Certaines soirées sont nébuleuses. On les traverse, on est bien et l'on n'attache que peu d'importance à ce qui cloche. Cette soirée faisait partie de celles-ci. L'impression que les choses étaient normales ne m'a pas quitté sur toute la longueur. Ses amis et amies, ses connaissances. Nul ne paraissait incommodé de ma présence. Au contraire, j'avais cette impression persistante d'avoir une place. C'est difficile à expliquer mais tout le monde agissait comme si cela n'était pas la première fois. Peut-être que cela aurait dû m'alerter sur quelque chose. Mais non.

Il faut dire que Gabrielle savait s'y prendre pour détourner l'attention. Même si elle ne le faisait pas exprès. Elle était le centre de toutes les affections et moi, je ne pouvais que suivre ce mouvement.
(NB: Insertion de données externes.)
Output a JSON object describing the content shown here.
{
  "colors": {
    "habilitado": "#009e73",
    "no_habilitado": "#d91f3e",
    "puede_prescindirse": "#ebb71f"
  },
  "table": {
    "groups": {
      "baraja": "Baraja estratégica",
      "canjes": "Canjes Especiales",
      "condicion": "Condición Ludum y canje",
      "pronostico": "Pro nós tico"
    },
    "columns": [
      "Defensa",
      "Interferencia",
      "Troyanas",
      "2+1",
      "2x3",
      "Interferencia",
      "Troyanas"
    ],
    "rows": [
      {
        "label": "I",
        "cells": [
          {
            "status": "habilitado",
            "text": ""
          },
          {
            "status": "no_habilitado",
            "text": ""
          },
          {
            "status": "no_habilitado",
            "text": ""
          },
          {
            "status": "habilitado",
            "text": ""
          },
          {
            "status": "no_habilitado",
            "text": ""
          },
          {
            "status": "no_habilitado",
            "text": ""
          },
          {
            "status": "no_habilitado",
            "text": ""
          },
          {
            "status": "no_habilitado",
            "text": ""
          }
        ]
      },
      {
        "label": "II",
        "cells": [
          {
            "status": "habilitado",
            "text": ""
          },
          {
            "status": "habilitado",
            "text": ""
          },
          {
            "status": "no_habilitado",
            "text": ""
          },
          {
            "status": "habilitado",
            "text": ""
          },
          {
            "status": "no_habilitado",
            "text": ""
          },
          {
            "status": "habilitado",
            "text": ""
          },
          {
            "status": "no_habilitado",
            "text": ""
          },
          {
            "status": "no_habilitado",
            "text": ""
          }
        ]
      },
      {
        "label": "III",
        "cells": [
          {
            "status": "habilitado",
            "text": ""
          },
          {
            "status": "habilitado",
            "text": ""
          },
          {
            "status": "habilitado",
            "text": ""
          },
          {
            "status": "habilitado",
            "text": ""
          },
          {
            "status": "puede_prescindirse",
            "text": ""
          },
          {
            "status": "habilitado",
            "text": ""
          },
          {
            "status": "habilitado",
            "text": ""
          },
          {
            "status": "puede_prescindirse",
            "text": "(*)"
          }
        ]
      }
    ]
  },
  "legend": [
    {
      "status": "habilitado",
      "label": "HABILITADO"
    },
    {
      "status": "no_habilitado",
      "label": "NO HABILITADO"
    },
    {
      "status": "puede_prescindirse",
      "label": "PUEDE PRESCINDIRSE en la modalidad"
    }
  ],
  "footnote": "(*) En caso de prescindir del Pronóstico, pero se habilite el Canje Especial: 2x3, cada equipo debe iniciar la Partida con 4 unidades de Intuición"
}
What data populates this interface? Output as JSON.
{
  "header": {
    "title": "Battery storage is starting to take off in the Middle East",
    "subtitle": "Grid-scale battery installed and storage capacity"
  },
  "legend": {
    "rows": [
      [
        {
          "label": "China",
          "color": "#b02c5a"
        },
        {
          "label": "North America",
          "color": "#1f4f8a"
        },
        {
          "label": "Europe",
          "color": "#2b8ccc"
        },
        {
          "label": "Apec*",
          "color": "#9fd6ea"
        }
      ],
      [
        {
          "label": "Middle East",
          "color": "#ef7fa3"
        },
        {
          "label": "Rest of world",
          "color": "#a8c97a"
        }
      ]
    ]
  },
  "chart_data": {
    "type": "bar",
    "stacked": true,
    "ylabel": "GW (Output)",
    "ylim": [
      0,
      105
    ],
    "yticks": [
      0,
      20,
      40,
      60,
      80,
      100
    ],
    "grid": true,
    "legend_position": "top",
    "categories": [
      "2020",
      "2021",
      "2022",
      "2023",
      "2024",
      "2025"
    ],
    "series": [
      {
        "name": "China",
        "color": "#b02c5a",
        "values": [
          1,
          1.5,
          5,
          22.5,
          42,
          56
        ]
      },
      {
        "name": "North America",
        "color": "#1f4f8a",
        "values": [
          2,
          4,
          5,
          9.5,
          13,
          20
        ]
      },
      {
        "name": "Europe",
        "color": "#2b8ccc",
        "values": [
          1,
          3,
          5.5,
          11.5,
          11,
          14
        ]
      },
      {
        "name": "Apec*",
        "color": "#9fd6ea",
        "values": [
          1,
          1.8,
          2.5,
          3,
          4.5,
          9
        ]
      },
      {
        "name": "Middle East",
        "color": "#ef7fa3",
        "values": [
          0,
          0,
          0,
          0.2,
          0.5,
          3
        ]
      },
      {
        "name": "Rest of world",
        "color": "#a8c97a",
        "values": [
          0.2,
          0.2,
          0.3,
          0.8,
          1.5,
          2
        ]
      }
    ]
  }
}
Il devait être deux heures ou trois heures du matin, peut-être quatre, je ne sais plus lorsque nous sommes rentrés. Gabrielle avait les joues rosies par l'alcool et la fraîcheur de la nuit. Elle marchait de travers... Mais elle n'était pas ivre. Elle était juste heureuse. Heureuse du moment. Heureuse de la nuit. Elle avait le souffle chaud et sucré.

« Je crois que je t'aime... » m'a-t-elle dit...

Elle s'est arrêtée de rire. Et elle est redevenue une petite fille.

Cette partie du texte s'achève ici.